Djihad : "90% des individus se radicalisent en prison et sur le net"
Qu’est-ce qui conduit de jeunes Français à rejoindre les rangs des djihadistes ? Cette question revient régulièrement, et les politiques d’avancer tout aussi régulièrement des réponses. Dernière en date, Rachida Dati lundi matin sur France Info. L’ancienne Garde des Sceaux a expliqué qu’il y avait, selon elle, deux raisons majeures qui poussent les jeunes à se radicaliser : “Pour 90%, c'est la prison et le net ". Et la maire Les Républicains du 7e arrondissement de Paris d'ajouter : "Vous avez vu les individus, les profils ? Tous étaient passés par la prison, à l’exception de certains recruteurs. Donc le boulot doit être fait là-dessus. A 90% de la radicalisation se passe en prison. Mettons les moyens en prison ! “
Cette addition entre radicalisation en prison et sur internet n’a pas grand sens et le chiffre avancé est faux. Il est en fait très compliqué d'avoir des chiffres précis sur le taux de radicalisation en prison, d'autant qu'on ne connaît pas le profil de tous les Français ou résidents français partis faire le djihad. On rappelle qu’ils sont 1783 recensés par le gouvernement, dont 582 actuellement en Irak ou en Syrie et 243 en transit pour se rendre dans l'un de ces deux pays.
220 islamistes radicaux incarcérés
Ce qu’on connaît en revanche, ce sont les chiffres officiels du ministère de la Justice. Ils concernent les islamistes radicaux emprisonnés en France : ils sont à ce jour 220 pour des faits liés au terrorisme. Parmi eux, 15% avaient déjà été écroués auparavant, précise le ministère, et pourraient donc s'être radicalisés en prison.
Et puis quand Rachida Dati parle d’individus radicalisés “tous passés en prison ”, c’est encore faux. Said Kouachi par exemple, auteur avec son frère de l’attentat contre Charlie Hebdo, n’avait jamais été incarcéré avant les faits.

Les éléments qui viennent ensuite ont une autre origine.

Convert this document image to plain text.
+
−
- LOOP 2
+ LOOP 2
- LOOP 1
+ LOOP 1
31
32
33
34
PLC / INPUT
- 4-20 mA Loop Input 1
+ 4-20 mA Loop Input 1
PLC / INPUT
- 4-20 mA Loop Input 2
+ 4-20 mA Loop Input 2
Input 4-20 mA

Radicalisation sur internet ?
Il y a bien un chiffre qui parle de 90% de radicalisation sur internet. Il vient d’une étude du Centre de prévention contre les dérives sectaires liées à l’Islam. Le ministre de l’Intérieur, Bernard Cazeneuve, l’avait déjà citée en février 2015 en déclarant que “90% des terroristes basculaient par Internet ”. Mais c’est un chiffre à prendre avec précaution car il ne repose que sur des entretiens réalisés avec 160 familles de personnes radicalisées. C’est une base trop faible pour être représentative, rappelait à juste titre Libération en février dernier. Internet est en fait un instrument, tout comme le téléphone portable ou une voiture mais pas une cause majeure de radicalisation.

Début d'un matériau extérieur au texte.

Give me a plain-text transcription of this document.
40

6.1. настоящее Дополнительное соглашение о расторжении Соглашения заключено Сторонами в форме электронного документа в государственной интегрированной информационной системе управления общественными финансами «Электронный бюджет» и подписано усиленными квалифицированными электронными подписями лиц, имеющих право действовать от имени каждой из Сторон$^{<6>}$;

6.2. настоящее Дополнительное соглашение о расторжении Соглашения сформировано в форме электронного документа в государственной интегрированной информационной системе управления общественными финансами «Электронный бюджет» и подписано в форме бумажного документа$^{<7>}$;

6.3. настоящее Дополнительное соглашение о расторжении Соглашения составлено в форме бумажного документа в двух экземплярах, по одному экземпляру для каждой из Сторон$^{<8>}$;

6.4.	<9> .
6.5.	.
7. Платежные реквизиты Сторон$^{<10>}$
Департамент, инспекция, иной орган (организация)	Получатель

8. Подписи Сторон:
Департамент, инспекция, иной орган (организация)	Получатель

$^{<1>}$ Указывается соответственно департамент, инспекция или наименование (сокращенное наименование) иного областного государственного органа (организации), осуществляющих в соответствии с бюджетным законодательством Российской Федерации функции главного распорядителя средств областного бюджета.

Les raisons poussant à la radicalisation sont connues, mais évidemment très difficiles à chiffrer. C’est une addition de causes : internet, mosquées extrémistes, prison. Mais la principale, selon Fahrad Khosrokhavar, directeur de recherche à l’EHESS et spécialiste de la question, c’est l’entourage, les relations directes, la famille, les proches. Comme pour les auteurs des attentats de 2015 en France, qui étaient pour certains issus de fratries : les Kouachi contre Charlie, ou les Abdeslam à Paris.